E così, nel buio, in un’atmosfera di sogno e di ricordi, una via lattea di tetrapak sospesi nel nero suggeriva il sinuoso percorso tra mitologia antica e moderna del latte (14.2, 14.3), tra immagini di ogni tempo e oggetti d’uso ormai abbandonati.
In questa cerimonia della nostalgia, la luce concentrata dei faretti, nel buio, dall’alto, trasfigurava bidoncini e vecchi secchi zincati, palette e misteriose macchine di legno in preziosi reperti di un’antica misteriosa civiltà (14.4).
D’altra parte, come sanno bene le soubrette, qualsiasi cosa venga illuminata nel buio diventa protagonista, importante, affascinante, bellissima.
3.
Una situazione solo in parte analoga è quella che si presentava nella piccola e preziosa mostra Idoli – il potere dell’immagine, a Venezia, nel 2018, promossa dalla Fondazione Giancarlo Ligabue -presieduta da Inti Ligabue- e curata da Annie Caubet.
A Palazzo Loredan, è evidente che occorreva lasciare in ombra le belle, ricche e stradecorate sale -che qui vediamo all’ingresso (14.5)-, per lasciare tutta la scena alla mostra (14.6 – 14.8) e al prodigio di questi piccoli capolavori (14.9 – 14.12).
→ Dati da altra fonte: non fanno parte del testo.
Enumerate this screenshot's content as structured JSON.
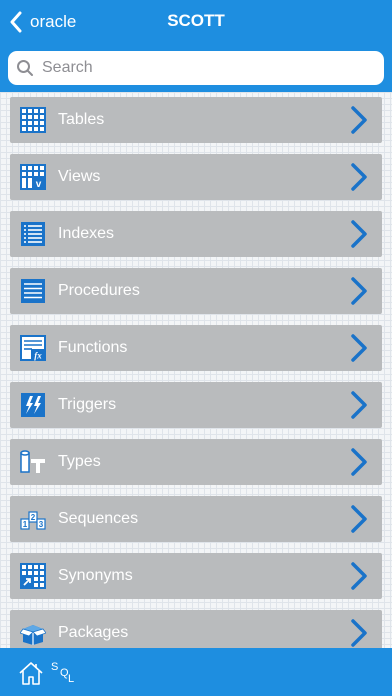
{
  "navbar": {
    "back_label": "oracle",
    "title": "SCOTT"
  },
  "search": {
    "placeholder": "Search"
  },
  "items": [
    {
      "label": "Tables",
      "icon": "table-grid-icon"
    },
    {
      "label": "Views",
      "icon": "view-grid-icon"
    },
    {
      "label": "Indexes",
      "icon": "index-list-icon"
    },
    {
      "label": "Procedures",
      "icon": "procedure-lines-icon"
    },
    {
      "label": "Functions",
      "icon": "function-fx-icon"
    },
    {
      "label": "Triggers",
      "icon": "trigger-lightning-icon"
    },
    {
      "label": "Types",
      "icon": "type-cylinder-icon"
    },
    {
      "label": "Sequences",
      "icon": "sequence-123-icon"
    },
    {
      "label": "Synonyms",
      "icon": "synonym-grid-arrow-icon"
    },
    {
      "label": "Packages",
      "icon": "package-box-icon"
    }
  ],
  "tabbar": {
    "sql_letters": [
      "S",
      "Q",
      "L"
    ]
  },
  "colors": {
    "accent": "#1e8ee0",
    "row_bg": "#b9bbbd",
    "icon_blue": "#1a73c9"
  }
}
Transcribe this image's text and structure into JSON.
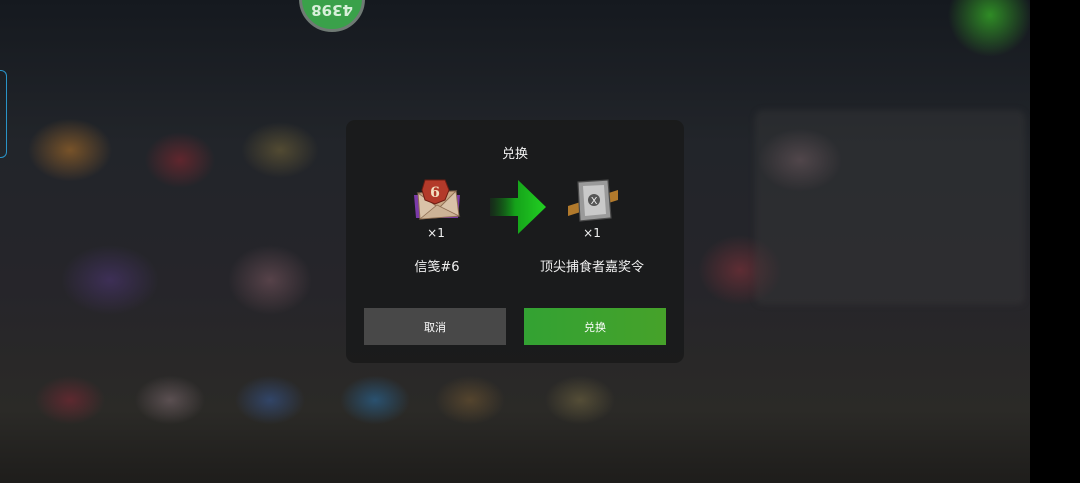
{
  "background": {
    "badge_text": "4398"
  },
  "dialog": {
    "title": "兑换",
    "from_item": {
      "name": "信笺#6",
      "quantity": "×1",
      "icon": "letter-envelope-icon",
      "number": "6"
    },
    "to_item": {
      "name": "顶尖捕食者嘉奖令",
      "quantity": "×1",
      "icon": "commendation-token-icon",
      "mark": "X"
    },
    "buttons": {
      "cancel_label": "取消",
      "confirm_label": "兑换"
    }
  },
  "colors": {
    "confirm_green": "#3fa22c",
    "cancel_gray": "#484848",
    "arrow_green": "#1fc51f",
    "dialog_bg": "#1a1b1b"
  }
}
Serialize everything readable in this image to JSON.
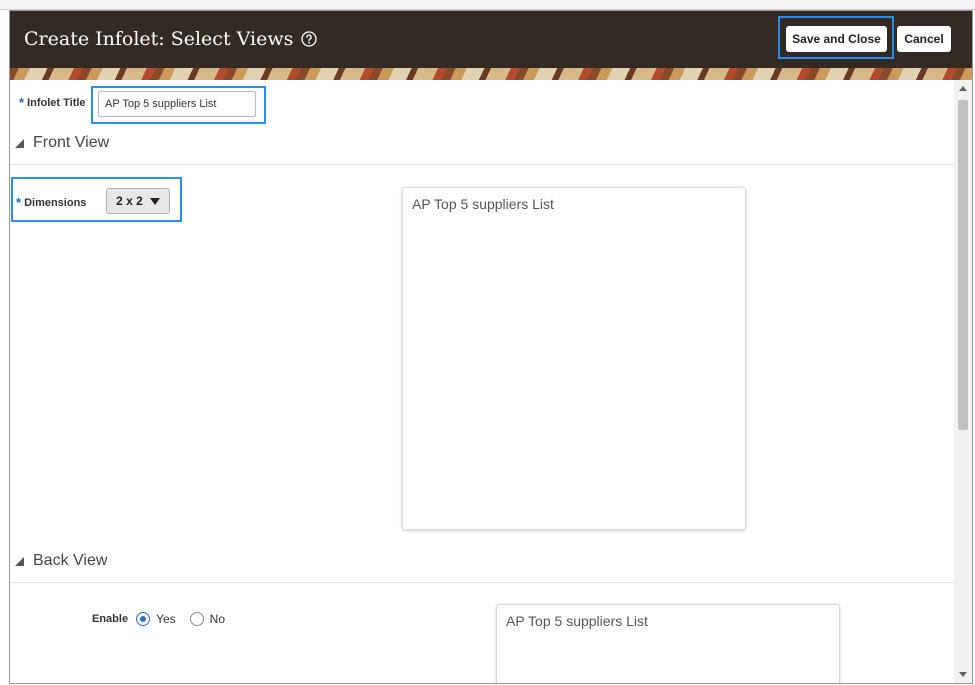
{
  "dialog": {
    "title": "Create Infolet: Select Views",
    "help_icon": "help-circle-icon",
    "save_label": "Save and Close",
    "cancel_label": "Cancel"
  },
  "infolet_title": {
    "label": "Infolet Title",
    "value": "AP Top 5 suppliers List"
  },
  "front_view": {
    "heading": "Front View",
    "dimensions_label": "Dimensions",
    "dimensions_value": "2 x 2",
    "preview_title": "AP Top 5 suppliers List"
  },
  "back_view": {
    "heading": "Back View",
    "enable_label": "Enable",
    "option_yes": "Yes",
    "option_no": "No",
    "selected": "Yes",
    "preview_title": "AP Top 5 suppliers List"
  },
  "colors": {
    "header_bg": "#332a24",
    "highlight": "#2a8de8",
    "required": "#1f66c7"
  }
}
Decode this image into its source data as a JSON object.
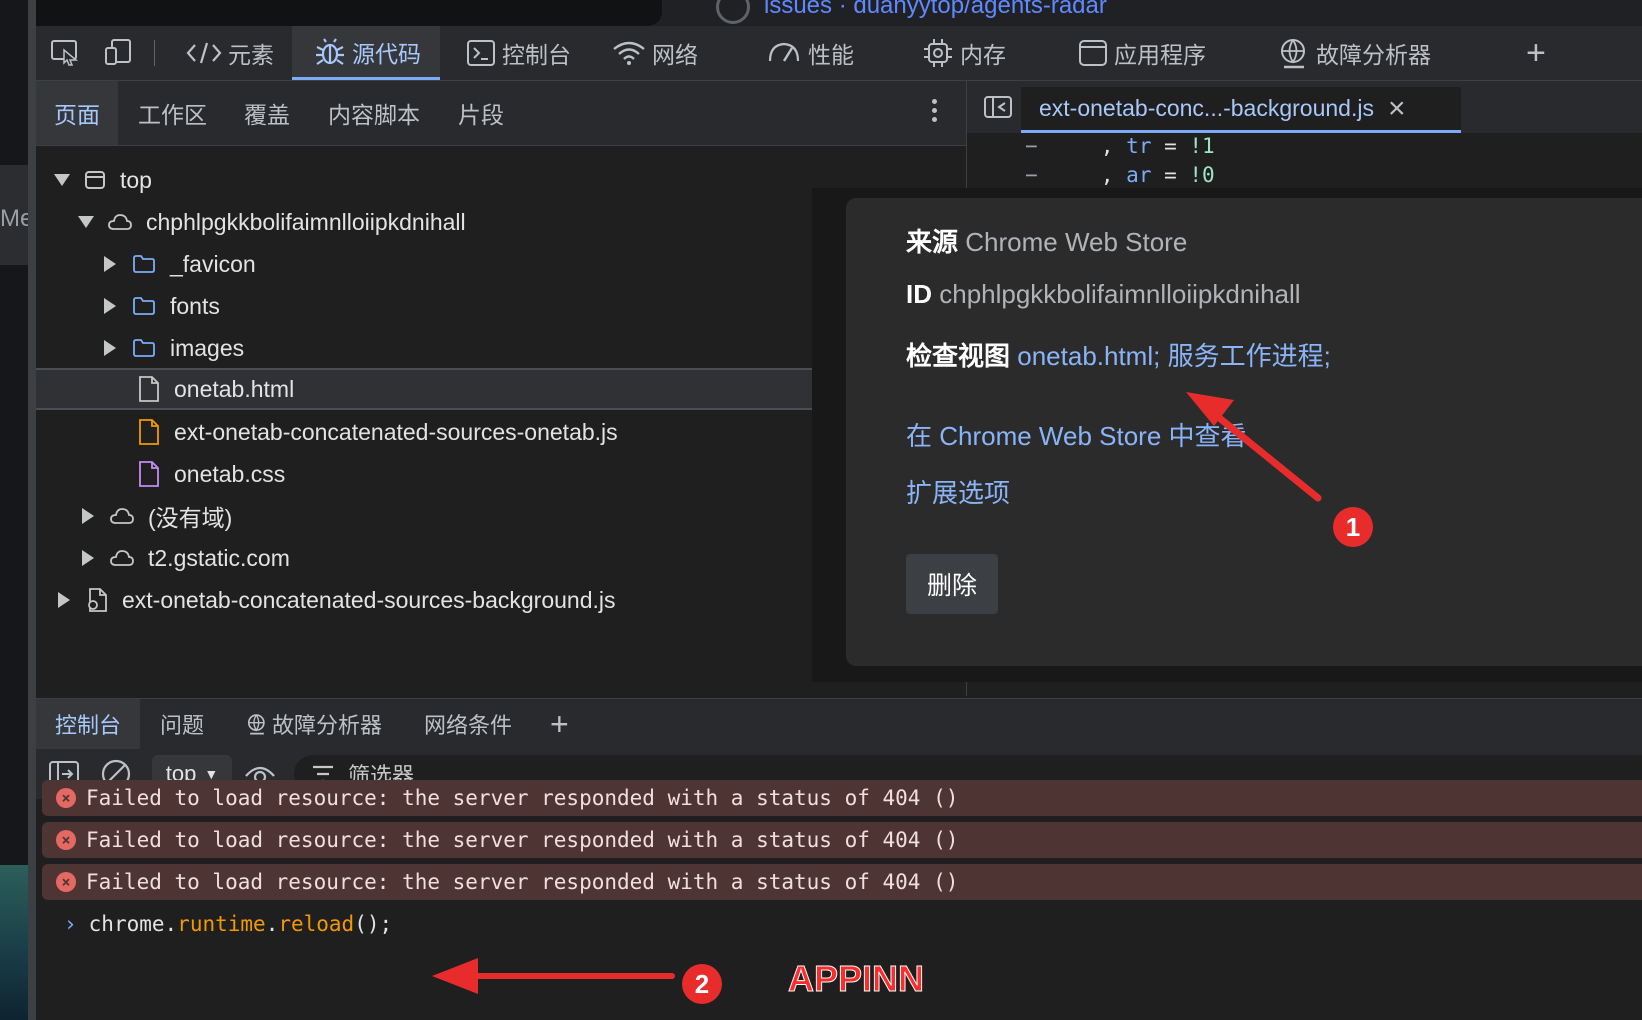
{
  "browser": {
    "page_title": "issues · duanyytop/agents-radar"
  },
  "left_strip": {
    "fragment": "Me"
  },
  "main_toolbar": {
    "tabs": [
      {
        "label": "元素",
        "icon": "code-brackets-icon"
      },
      {
        "label": "源代码",
        "icon": "bug-icon",
        "active": true
      },
      {
        "label": "控制台",
        "icon": "terminal-icon"
      },
      {
        "label": "网络",
        "icon": "wifi-icon"
      },
      {
        "label": "性能",
        "icon": "gauge-icon"
      },
      {
        "label": "内存",
        "icon": "chip-icon"
      },
      {
        "label": "应用程序",
        "icon": "window-icon"
      },
      {
        "label": "故障分析器",
        "icon": "globe-person-icon"
      }
    ],
    "add_label": "+"
  },
  "navigator": {
    "tabs": [
      "页面",
      "工作区",
      "覆盖",
      "内容脚本",
      "片段"
    ],
    "tree": [
      {
        "label": "top",
        "indent": 0,
        "toggle": "down",
        "icon": "frame-icon"
      },
      {
        "label": "chphlpgkkbolifaimnlloiipkdnihall",
        "indent": 1,
        "toggle": "down",
        "icon": "cloud-icon"
      },
      {
        "label": "_favicon",
        "indent": 2,
        "toggle": "right",
        "icon": "folder-icon"
      },
      {
        "label": "fonts",
        "indent": 2,
        "toggle": "right",
        "icon": "folder-icon"
      },
      {
        "label": "images",
        "indent": 2,
        "toggle": "right",
        "icon": "folder-icon"
      },
      {
        "label": "onetab.html",
        "indent": 3,
        "toggle": "none",
        "icon": "file-html-icon",
        "selected": true
      },
      {
        "label": "ext-onetab-concatenated-sources-onetab.js",
        "indent": 3,
        "toggle": "none",
        "icon": "file-js-icon"
      },
      {
        "label": "onetab.css",
        "indent": 3,
        "toggle": "none",
        "icon": "file-css-icon"
      },
      {
        "label": "(没有域)",
        "indent": 1,
        "toggle": "right",
        "icon": "cloud-icon"
      },
      {
        "label": "t2.gstatic.com",
        "indent": 1,
        "toggle": "right",
        "icon": "cloud-icon"
      },
      {
        "label": "ext-onetab-concatenated-sources-background.js",
        "indent": 0,
        "toggle": "right",
        "icon": "worker-file-icon"
      }
    ]
  },
  "editor": {
    "tab_label": "ext-onetab-conc...-background.js",
    "lines": [
      {
        "marker": "−",
        "text_prefix": ", ",
        "var": "tr",
        "eq": " = ",
        "val": "!1"
      },
      {
        "marker": "−",
        "text_prefix": ", ",
        "var": "ar",
        "eq": " = ",
        "val": "!0"
      }
    ]
  },
  "popup": {
    "source_label": "来源",
    "source_value": "Chrome Web Store",
    "id_label": "ID",
    "id_value": "chphlpgkkbolifaimnlloiipkdnihall",
    "views_label": "检查视图",
    "view_link_1": "onetab.html;",
    "view_link_2": "服务工作进程;",
    "store_link": "在 Chrome Web Store 中查看",
    "options_link": "扩展选项",
    "remove_label": "删除"
  },
  "drawer": {
    "tabs": [
      "控制台",
      "问题",
      "故障分析器",
      "网络条件"
    ],
    "add_label": "+",
    "context": "top",
    "filter_placeholder": "筛选器"
  },
  "console": {
    "messages": [
      "Failed to load resource: the server responded with a status of 404 ()",
      "Failed to load resource: the server responded with a status of 404 ()",
      "Failed to load resource: the server responded with a status of 404 ()"
    ],
    "input": {
      "p1": "chrome",
      "dot1": ".",
      "p2": "runtime",
      "dot2": ".",
      "p3": "reload",
      "rest": "();"
    }
  },
  "annotations": {
    "badge_1": "1",
    "badge_2": "2",
    "watermark": "APPINN",
    "arrow_color": "#e82c2c"
  }
}
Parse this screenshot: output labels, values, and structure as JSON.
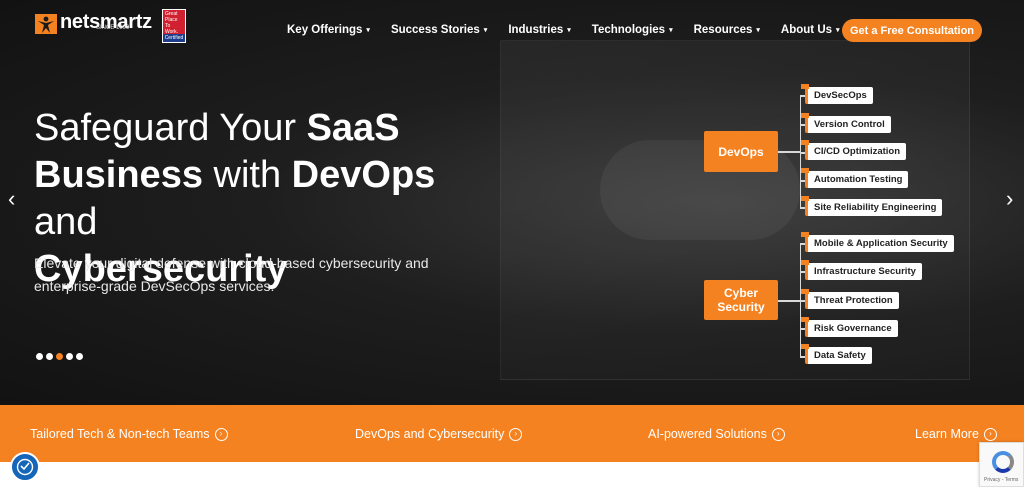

Oggetti di culto in senso stretto? Ritratti di antenati o di potenti? Amuleti? figure apotropaiche? Ex voto?
Qualsiasi cosa fossero, sono comunque tracce di culture apparse e scomparse tra il neolitico e l’età del bronzo, tra seimila e quattromila anni fa, in tutta la vastissima area compresa tra l’estremo oriente asiatico e la penisola iberica.
In questa mostra non vi era neanche bisogno di ‘sapere’. Gli oggetti -e il modo di esporli come nude apparizioni nella luce (14.6 – 14.7) – ispiravano stupore, rispetto, meraviglia -e paradossalmente familiarità, appartenenza- in qualsiasi tipologia di visitatori, fossero essi bambini o adulti, addetti ai lavori o incolti, da qualsiasi nazione provenienti.
Perché familiarità e appartenenza? Perché l’impressione era ed è che quelle immagini, così felicemente raccolte in quella mostra, pur così antiche e -per molti di noi- esotiche, siano ancora profondamente presenti in noi, in una sorta di memoria inconsapevole.
Per non turbare l’emozione, le figure erano esposte con estrema semplicità, portando le didascalie -le parole- sui cristalli, fuori della vetrina (14.13, 14.14), e le informazioni generali circa popoli, luoghi ed epoche anche più in là, sulle pareti perimetrali delle sale, quasi nella penombra.
L’accurato apparato didascalico -cioè interessantissimo, diviso in brevi capitoli, come necessario in una mostra- consentiva di avvicinarsi più consapevolmente alle possibili ragioni di quelle cose, ma senza pregiudicarne l’occulta, profonda magia.
4.
Progettata e realizzata tra il 2009 e il 2011, e poi inaugurata nel 2012, la struttura espositiva della raccolta archeologica della Collezione Pallavicini a Trequanda, fu in realtà pensata per adattarsi anche a eventi futuri: una struttura permanente pronta a veder aggiungere pezzi nuovi, ad ospitare prestiti per integrare la collezione, ma anche ad accogliere nuove e differenti mostre temporanee…
Per una descrizione più accurata dell’allestimento e delle sue ragioni si rimanda alla scheda di presentazione in un’altra sezione di questo sito. (link)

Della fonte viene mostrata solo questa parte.